15. Tomb of Old Aesyetes

Luce follows Strabo in finding Old Aesyetes’ tomb, the lookout of Polites, on a spur ending in a steep little brow overlooking the plain. It would have made a suitable lookout point. But no sign of any ancient tumulus remains there, so Luce can only offer us a speculative location. And he does not explain what puzzled Strabo – why Polites should have chosen a lookout here instead of watching, from a similar distance, from the safety of Troy on the ridge at Hisarlik.

16. ‘Beetling’ Troy

‘Beetling’ Troy, Luce claims, is a mistranslation, perhaps because no site for a magnificent natural acropolis as described by Homer is found in the lower Mendere valley. Luce does not tell us that Zeus said of Ilios that it was ‘the place among men most dear to my heart’. He thus avoids explaining to his readers why, given that there are so many other wonderful ancient city sites, Zeus should say this about a small rather undistinguished fort on the ridge at Hisarlik.

17. The Skaean Gate

Luce offers us no convincing site for the Skaean Gate of Ilios. This, according to Homer, opened from the acropolis directly on to the plain, so must have been well down the hillside on the western side of the fort. No evidence has been found at Hisarlik that such a gate existed there in Mycenaean times.

18. The two springs

Luce finds no place adjacent to Hisarlik where two springs at different temperatures could flow out of the ground and into the Mendere. Homer’s springs were near the Dardanian Gate, and thus on the side of the fortress facing both Dardania and the springs. At Hisarlik the spring near the foot of the hillside is on the opposite side of the site to the road leading across the plateau towards Dardania. Yet Luce claims that Homer was not referring to the spring found by Korfmann at the base of the hillside, but to the two Pinarbasi springs, some 6 miles away to the SE of

Hisarlik.

19. Homer’s death of Hector

Achilles chased Hector round the walls of Troy three times, then killed him close to the Dardanian Gate and the springs. Luce’s choice of the springs at Pinarbasi seems to imply that they ran round an ellipse some six miles long, to include both Hisarlik and these springs. This would require a chase of over 36 miles for the three circuits after a hard days fighting, with both men wearing heavy armour. Surely the reason why Hector took flight around the walls is that he hoped he might get the chance to dash back in through one of the gates to safety. To suggest that he left the

potential safety of the walls for a twelve mile cross country run to Pinarbasi and back would make a mockery of Homer’s poetic end to Hector’s life. This is neither credible nor Homeric.

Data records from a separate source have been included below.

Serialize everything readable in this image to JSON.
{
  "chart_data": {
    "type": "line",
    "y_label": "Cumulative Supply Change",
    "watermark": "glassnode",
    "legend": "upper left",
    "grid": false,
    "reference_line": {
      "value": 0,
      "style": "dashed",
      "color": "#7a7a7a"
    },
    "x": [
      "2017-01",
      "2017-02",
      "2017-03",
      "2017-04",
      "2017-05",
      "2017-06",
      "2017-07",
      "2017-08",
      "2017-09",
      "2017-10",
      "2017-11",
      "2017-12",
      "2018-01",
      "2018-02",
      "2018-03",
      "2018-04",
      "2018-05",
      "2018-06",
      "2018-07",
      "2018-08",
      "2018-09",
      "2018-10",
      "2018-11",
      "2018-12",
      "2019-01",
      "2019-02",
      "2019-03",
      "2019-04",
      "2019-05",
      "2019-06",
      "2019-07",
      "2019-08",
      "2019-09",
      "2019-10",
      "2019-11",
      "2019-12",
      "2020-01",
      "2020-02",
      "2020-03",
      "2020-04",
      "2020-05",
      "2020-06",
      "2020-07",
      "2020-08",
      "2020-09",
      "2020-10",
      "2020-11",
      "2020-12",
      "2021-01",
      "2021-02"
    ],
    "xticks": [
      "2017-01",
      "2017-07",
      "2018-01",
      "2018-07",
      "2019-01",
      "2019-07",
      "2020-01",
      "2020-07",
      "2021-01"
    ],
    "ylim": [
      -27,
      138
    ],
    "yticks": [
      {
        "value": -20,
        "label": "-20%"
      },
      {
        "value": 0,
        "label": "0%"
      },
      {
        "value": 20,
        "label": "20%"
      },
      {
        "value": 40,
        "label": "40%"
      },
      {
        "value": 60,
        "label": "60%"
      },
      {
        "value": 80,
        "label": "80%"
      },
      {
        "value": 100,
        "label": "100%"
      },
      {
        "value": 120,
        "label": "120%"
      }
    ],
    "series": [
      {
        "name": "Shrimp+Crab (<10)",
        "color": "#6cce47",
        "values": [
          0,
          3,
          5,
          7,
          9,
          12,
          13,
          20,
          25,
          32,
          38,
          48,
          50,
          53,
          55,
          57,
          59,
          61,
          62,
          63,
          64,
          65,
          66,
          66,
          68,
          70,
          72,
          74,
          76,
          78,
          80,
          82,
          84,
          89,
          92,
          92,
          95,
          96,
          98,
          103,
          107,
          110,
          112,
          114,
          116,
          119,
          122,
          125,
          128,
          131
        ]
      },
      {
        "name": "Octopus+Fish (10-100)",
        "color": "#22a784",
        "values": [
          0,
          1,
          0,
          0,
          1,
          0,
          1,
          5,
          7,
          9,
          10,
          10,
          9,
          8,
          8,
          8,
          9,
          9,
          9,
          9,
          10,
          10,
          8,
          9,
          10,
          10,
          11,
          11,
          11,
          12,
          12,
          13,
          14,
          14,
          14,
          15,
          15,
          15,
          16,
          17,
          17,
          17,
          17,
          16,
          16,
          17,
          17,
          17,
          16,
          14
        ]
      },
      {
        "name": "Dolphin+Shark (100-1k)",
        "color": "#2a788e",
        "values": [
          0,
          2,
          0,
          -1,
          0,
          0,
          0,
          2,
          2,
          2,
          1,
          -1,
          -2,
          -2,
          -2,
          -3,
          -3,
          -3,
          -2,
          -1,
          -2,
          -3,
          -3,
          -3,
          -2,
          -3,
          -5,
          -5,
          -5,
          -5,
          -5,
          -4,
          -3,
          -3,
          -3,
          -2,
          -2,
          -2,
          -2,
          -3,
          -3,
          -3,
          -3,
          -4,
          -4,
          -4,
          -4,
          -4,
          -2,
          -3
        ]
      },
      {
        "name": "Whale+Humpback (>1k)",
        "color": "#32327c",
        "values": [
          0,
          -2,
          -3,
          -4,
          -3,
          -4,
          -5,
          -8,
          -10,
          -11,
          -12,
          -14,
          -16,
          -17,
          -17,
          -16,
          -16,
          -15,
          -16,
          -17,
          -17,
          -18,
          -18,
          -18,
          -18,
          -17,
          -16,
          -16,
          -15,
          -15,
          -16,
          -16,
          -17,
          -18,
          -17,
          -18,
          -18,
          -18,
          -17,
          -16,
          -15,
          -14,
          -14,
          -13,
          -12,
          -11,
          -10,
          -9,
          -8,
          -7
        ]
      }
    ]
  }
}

20. Poseidon’s 50 mile journey from Samothrace to Troy via Aigai on the Chersonese

Luce asks us to believe that Poseidon, rushing as fast as he can to help the Achaeans by their ships, walked 40 miles to a notional Aigai on the Chersonese in 4 steps, then got into his chariot and went 30 miles across the sea in a direction at right angles to Troy, so he could arrive at a cavern midway between Tenedos and Imbros. He then went on foot some 15-20 miles across the sea to reach the Greek camp. Again, this is neither credible nor Homeric.

21. Well-wooded Samothrace

Luce’s photo of Samothrace shows it to have few if any large trees on its upper slopes. Mount Fengari, rising to 1600m, is an eroded granite extrusion, and high seasonal rainfall ensures that the mountain side does not retain enough topsoil to support extensive forests. Luce chooses to ignore Homer’s epithet ‘well-wooded’ when referring to Samothrace in this photo.

To conclude, I hope that, from these few comments, you will appreciate that while Luce made a heroic attempt to find the Trojan landscape at Hisarlik, the evidence provided by Homer, surely the best authority, makes his findings less than convincing. With Ithaca now found on Paliki and Troy found at Bergama, he may now be awarded top marks for both geography and topography. The integrity of Homer’s descriptions is at long last restored. Now that really is something to celebrate.